Bahrain's main Shia opposition group has won 18 out of 40 seats in the lower house of parliament, the electoral commission says.

(BBC)

Bahraini Sheikh Ali Salman (C), the secretary general of the main Shiite opposition group Islamic National Accord Association (INAA) or Al-Wefaq, arrives to visit a polling station in northern Manama on October 23, 2010 during municipal and legislative elections in the kingdom.

Bahrain's main Shia opposition group has won 18 out of 40 seats in the lower house of parliament, the electoral commission says.

The al-Wifaq group managed to keep all its seats in the first round of elections on Saturday.

The precise make-up of the lower house will be decided in a run-off next weekend.

The election came amid rising tension between the dominant Sunni Muslim community and majority Shia Muslims.

Authorities in the island kingdom rejected accusations by al-Wifaq that hundreds of its supporters were prevented from voting.

Justice Minister Sheikh Khalid Bin Ali Al Khalifa said there had been a few irregularities, but overall the vote had been fair.

The estimated turnout was "at least 67%", he said.

Correspondents say in this election - only the third such vote since Bahrain became a constitutional monarchy in 2002 - the main contest has been between Islamists and those with a more secular vision for the Gulf state.
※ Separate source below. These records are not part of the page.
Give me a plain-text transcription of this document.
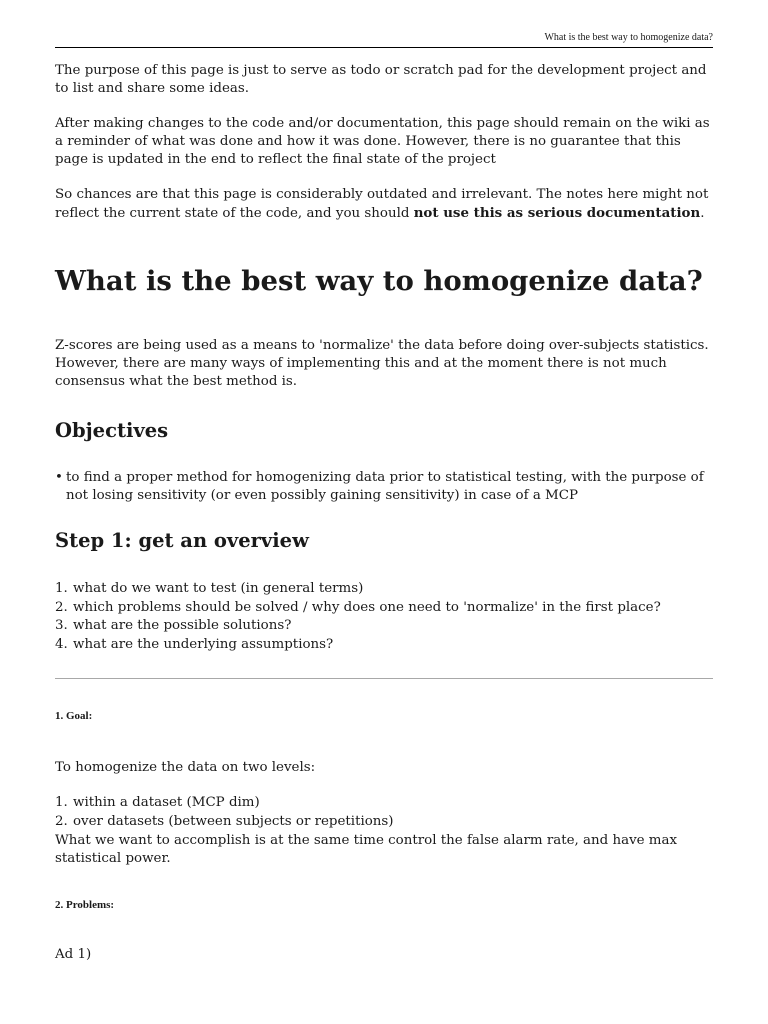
What is the best way to homogenize data?

The purpose of this page is just to serve as todo or scratch pad for the development project and to list and share some ideas.

After making changes to the code and/or documentation, this page should remain on the wiki as a reminder of what was done and how it was done. However, there is no guarantee that this page is updated in the end to reflect the final state of the project

So chances are that this page is considerably outdated and irrelevant. The notes here might not reflect the current state of the code, and you should not use this as serious documentation.

What is the best way to homogenize data?

Z-scores are being used as a means to 'normalize' the data before doing over-subjects statistics. However, there are many ways of implementing this and at the moment there is not much consensus what the best method is.

Objectives
• to find a proper method for homogenizing data prior to statistical testing, with the purpose of not losing sensitivity (or even possibly gaining sensitivity) in case of a MCP
Step 1: get an overview
1. what do we want to test (in general terms)
2. which problems should be solved / why does one need to 'normalize' in the first place?
3. what are the possible solutions?
4. what are the underlying assumptions?
1. Goal:

To homogenize the data on two levels:

1. within a dataset (MCP dim)
2. over datasets (between subjects or repetitions)

What we want to accomplish is at the same time control the false alarm rate, and have max statistical power.

2. Problems:

Ad 1)
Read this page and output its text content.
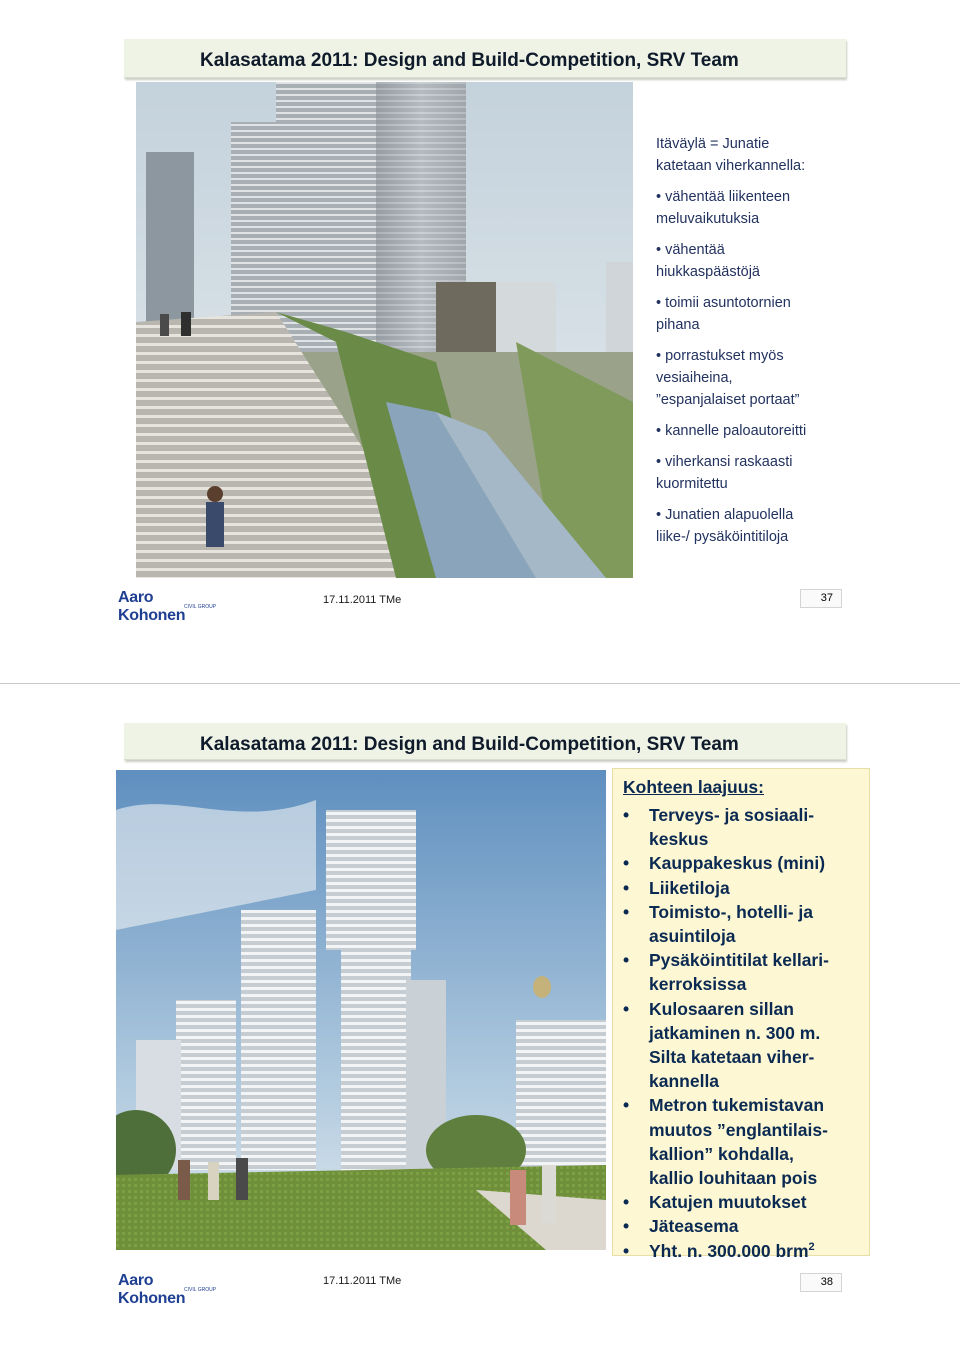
Kalasatama 2011: Design and Build-Competition, SRV Team
Itäväylä = Junatie
katetaan viherkannella:
• vähentää liikenteen
meluvaikutuksia
• vähentää
hiukkaspäästöjä
• toimii asuntotornien
pihana
• porrastukset myös
vesiaiheina,
”espanjalaiset portaat”
• kannelle paloautoreitti
• viherkansi raskaasti
kuormitettu
• Junatien alapuolella
liike-/ pysäköintitiloja
Aaro Kohonen
CIVIL GROUP
17.11.2011 TMe	37
Kalasatama 2011: Design and Build-Competition, SRV Team
Kohteen laajuus:
• Terveys- ja sosiaali-
keskus
• Kauppakeskus (mini)
• Liiketiloja
• Toimisto-, hotelli- ja
asuintiloja
• Pysäköintitilat kellari-
kerroksissa
• Kulosaaren sillan
jatkaminen n. 300 m.
Silta katetaan viher-
kannella
• Metron tukemistavan
muutos ”englantilais-
kallion” kohdalla,
kallio louhitaan pois
• Katujen muutokset
• Jäteasema
• Yht. n. 300.000 brm$^2$
Aaro Kohonen
CIVIL GROUP
17.11.2011 TMe	38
The government has also been criticised for arresting dissidents and curtailing media and internet freedom.

'Second-class' Shia

The BBC's Middle East correspondent, Jon Leyne, says the Kingdom of Bahrain is one of the more democratic countries in the Arab world.

But it is a limited democracy, he adds, with the elected members of the lower house, the Council of Representatives, only holding restricted powers.

The upper house, the Shura Council - all of whose members are appointed by the royal family - can and does over-rule the lower house, and is a major source of complaints by democracy campaigners and opposition politicians. In addition, King Hamad appoints all ministers without parliamentary scrutiny.

Our correspondent says the main election contest will be between Islamists, and those politicians with a more secular outlook.

The long-running conflict between the Shia majority and the ruling Sunni minority has also once more come to the fore, with a series of protests by Shia complaining about their "second-class" status.

In the outgoing parliament, Sunni groups have 13 seats, independent pro-government MPs hold nine seats.